Minnesota officials tried to avoid another mining failure – by Don Davis (Duluth News Tribune – June 19, 2017)


ST. PAUL — Minnesota leaders hope a lease they are offering to a new mining company will reverse a decade of frustrating failure in one area they felt held lots of promise.

Officials who feel they were burned by Essar Steel Minnesota, which did not fulfill state taconite mining requirements, then declared bankruptcy, on Monday, June 19, folded what they hope are iron-clad guarantees into a new mineral lease. They hope the new mining company will produce taconite and turn it into an in-demand iron product where Essar Steel failed for years.

Also Monday, it appeared the White House is on the cusp of a major decision about whether to impose new restrictions on steel imports, a choice that has divided President Donald Trump’s administration while sparking global fears about a burgeoning trade war. Steel imports have been blamed for recent years’ economic woes on northeast Minnesota’s Iron Range, where taconite is told to produce steel elsewhere.

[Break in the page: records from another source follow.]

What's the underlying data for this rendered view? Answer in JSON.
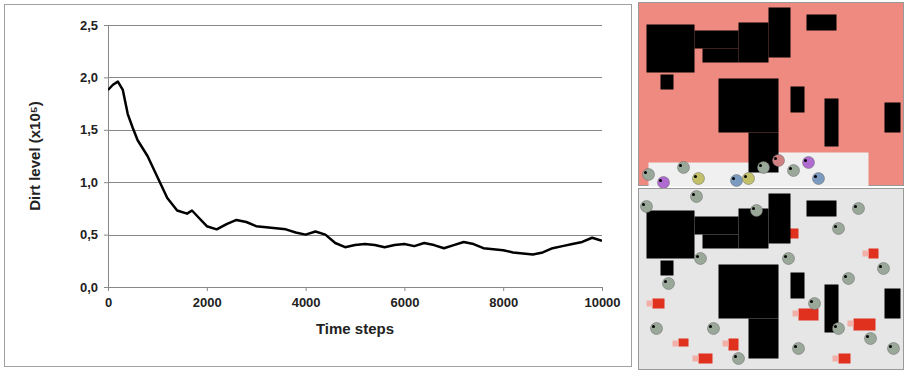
{
  "chart_data": {
    "type": "line",
    "x_label": "Time steps",
    "y_label": "Dirt level (x10⁵)",
    "x": [
      0,
      100,
      200,
      300,
      400,
      500,
      600,
      800,
      1000,
      1200,
      1400,
      1600,
      1700,
      1800,
      2000,
      2200,
      2400,
      2600,
      2800,
      3000,
      3200,
      3400,
      3600,
      3800,
      4000,
      4200,
      4400,
      4600,
      4800,
      5000,
      5200,
      5400,
      5600,
      5800,
      6000,
      6200,
      6400,
      6600,
      6800,
      7000,
      7200,
      7400,
      7600,
      7800,
      8000,
      8200,
      8400,
      8600,
      8800,
      9000,
      9200,
      9400,
      9600,
      9800,
      10000
    ],
    "values": [
      1.88,
      1.93,
      1.96,
      1.88,
      1.65,
      1.52,
      1.4,
      1.25,
      1.05,
      0.85,
      0.73,
      0.7,
      0.73,
      0.68,
      0.58,
      0.55,
      0.6,
      0.64,
      0.62,
      0.58,
      0.57,
      0.56,
      0.55,
      0.52,
      0.5,
      0.53,
      0.5,
      0.42,
      0.38,
      0.4,
      0.41,
      0.4,
      0.38,
      0.4,
      0.41,
      0.39,
      0.42,
      0.4,
      0.37,
      0.4,
      0.43,
      0.41,
      0.37,
      0.36,
      0.35,
      0.33,
      0.32,
      0.31,
      0.33,
      0.37,
      0.39,
      0.41,
      0.43,
      0.47,
      0.44
    ],
    "color": "#000000",
    "xlim": [
      0,
      10000
    ],
    "xticks": [
      0,
      2000,
      4000,
      6000,
      8000,
      10000
    ],
    "ylim": [
      0,
      2.5
    ],
    "yticks": [
      {
        "value": 0,
        "label": "0,0"
      },
      {
        "value": 0.5,
        "label": "0,5"
      },
      {
        "value": 1,
        "label": "1,0"
      },
      {
        "value": 1.5,
        "label": "1,5"
      },
      {
        "value": 2,
        "label": "2,0"
      },
      {
        "value": 2.5,
        "label": "2,5"
      }
    ],
    "grid": true
  }
}
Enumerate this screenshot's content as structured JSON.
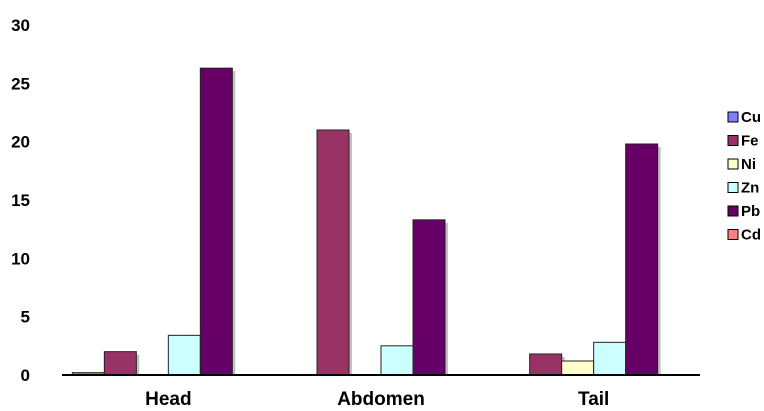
{
  "chart_data": {
    "type": "bar",
    "categories": [
      "Head",
      "Abdomen",
      "Tail"
    ],
    "series": [
      {
        "name": "Cu",
        "color": "#8080ff",
        "values": [
          0.2,
          0,
          0
        ]
      },
      {
        "name": "Fe",
        "color": "#993366",
        "values": [
          2.0,
          21.0,
          1.8
        ]
      },
      {
        "name": "Ni",
        "color": "#ffffcc",
        "values": [
          0,
          0,
          1.2
        ]
      },
      {
        "name": "Zn",
        "color": "#ccffff",
        "values": [
          3.4,
          2.5,
          2.8
        ]
      },
      {
        "name": "Pb",
        "color": "#660066",
        "values": [
          26.3,
          13.3,
          19.8
        ]
      },
      {
        "name": "Cd",
        "color": "#ff8080",
        "values": [
          0,
          0,
          0
        ]
      }
    ],
    "ylim": [
      0,
      30
    ],
    "yticks": [
      0,
      5,
      10,
      15,
      20,
      25,
      30
    ],
    "legend_position": "right",
    "grid": false
  }
}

The U.S. Commerce Department has for months been evaluating whether steel imports pose a threat to national security, and it is expected within days to present Trump with its finding and a recommendation. Trump could quickly adopt its prescription or decide on a different course.

Monday’s news from Washington and St. Paul was good for nearly 6,000 jobs supported by the Minnesota mining industry. State mines produced $3.27 billion worth of minerals last year, mostly iron ore-taconite.